La commission parlementaire des finances et du budget planchera prochainement sur un projet de loi portant amnistie d’infractions de change. Cette initiative législative, qui a été soumise en mai dernier au Bureau de l’Assemblée des représentants du peuple (ARP) par un groupe de députés, vise, selon ses initiateurs, à réduire la circulation des devises en dehors des circuits officiels et la non-déclaration des revenus à l’étranger, deux phénomènes qui ont un impact négatif sur l’économie nationale et les réserves en devises.
L’amnistie proposée par le texte concerne uniquement les personnes physiques résidentes ayant commis des infractions de change avant la date d’entrée en vigueur de la loi. Les personnes morales (entreprises) et les infractions liées à tout acte criminalisé par la loi du 7 août 2015 relative à la lutte contre le terrorisme et à la prévention du blanchiment d’argent seront exclues du périmètre d’application de l’amnistie.
Dans le détail, les infractions concernées sont la détention en Tunisie de devises sous forme de billets de banque étrangers et le défaut de leur dépôt auprès d’un intermédiaire agréé (banques et établissements financiers) et le défaut de leur cession lorsque celle-ci est prescrite par la réglementation.
L’amnistie concernera également la non-déclaration des avoirs à l’étranger et le non-respect des procédures qui en découlent, le défaut de rapatriement des revenus et produits de ces avoirs, ainsi que le défaut de leur conversion en dinar.
Les modalités pratiques de l’amnistie prévues par le projet de loi sont relativement simples : les personnes ayant commis des infractions de change sont appelées à déposer, dans un délai ne dépassant pas un an à compter de la date d’entrée en vigueur de la loi, une déclaration sur l’honneur auprès d’un intermédiaire agréé précisant la nature et la valeur des avoirs déclarés, le pays dans lequel ils se trouvent et une déclaration en vertu de laquelle la personne physique garantit que les devises faisant l’objet du règlement proviennent d’une source légitime.
Ces personnes doivent, en second lieu, rapatrier les revenus, les produits et les avoirs en devises couverts par la déclaration sur l’honneur, avant de les céder ou de les déposer dans les comptes ouverts auprès d’un intermédiaire agréé.
Des contributions libératoires allant de 4 à 15% de la valeur des avoirs
Au terme de ce processus, les personnes visées devront payer des contributions libératoires qui les exemptent des infractions de change et des charges fiscales appliquées aux fonds ayant fait l’objet d’une régularisation.
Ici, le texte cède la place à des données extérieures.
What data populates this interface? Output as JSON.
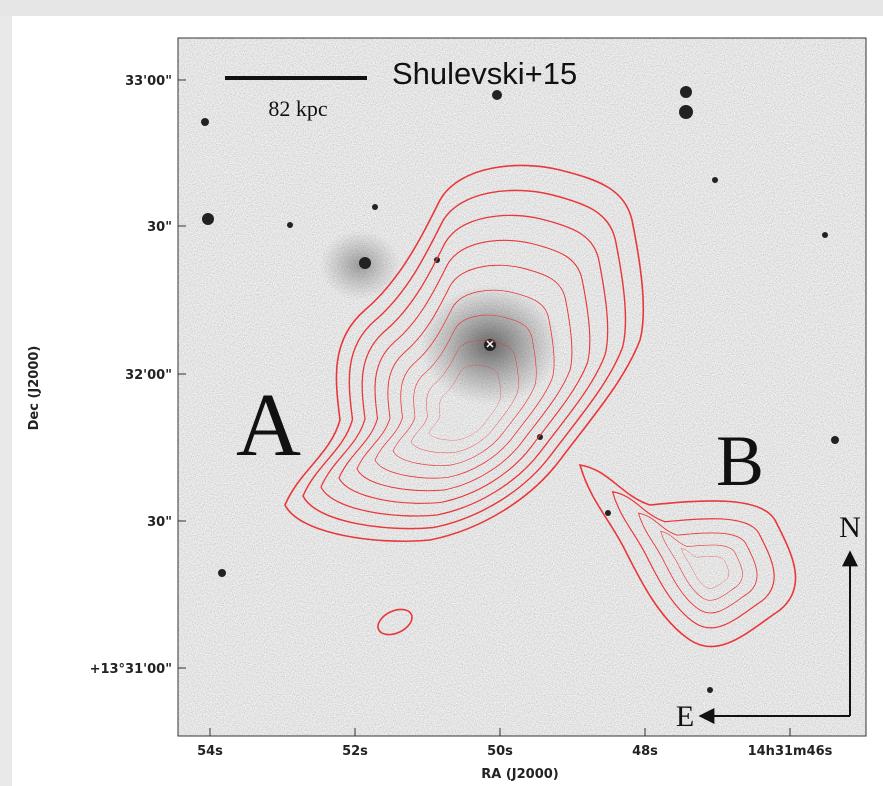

Cette contribution libératoire a été fixée à 15% de la valeur d’acquisition des biens immobiliers situés à l’étranger, de la valeur de souscription ou d’acquisition des actifs financiers, des valeurs mobilières et autres obligations et dépôts situés à l’étranger, à condition de transférer 25% du montant desdits avoirs sur un compte bancaire ou postal ouvert auprès d’un établissement financier de droit tunisien.
En ce qui concerne les devises étrangères rapatriées, le taux de la contribution libératoire a été fixé à 7%.
Pour ce qui est de la détention en Tunisie de devises sous forme de billets de banque étrangers et le défaut de leur dépôt auprès d’un intermédiaire agréé, le projet de loi prévoit la conversion de 20% au moins en dinar et le paiement d’une contribution libératoire de 4% sur cette proportion et de 7% sur le reste des montants déposés sur les comptes ouverts auprès des intermédiaires agréés.
Il importe de noter dans ce cadre que ces contributions libèrent les bénéficiaires de l’amnistie, du paiement de l’impôt sur le revenu ou de l’impôt sur les sociétés et des pénalités de retard y afférentes et qui sont exigibles au titre des revenus ou bénéfices et avoirs objet de l’amnistie, ainsi que de toute poursuite administrative ou judiciaire en matière de change objet de l’amnistie. De plus, les personnes concernées par l’amnistie peuvent déposer les devises rapatriées dans des comptes spéciaux en devises ou en dinars convertibles.
Pour rappel, le Code des changes et du commerce extérieur stipule que les infractions ou tentatives d’infraction à la réglementation des changes sont punies d’un emprisonnement d’un mois à cinq ans et d’une amende de 150 dinars à 300 000 dinars, sans toutefois que cette amende puisse être inférieure à cinq fois le montant sur lequel a porté l’infraction. En cas de récidive, la peine d’emprisonnement peut être portée à dix ans.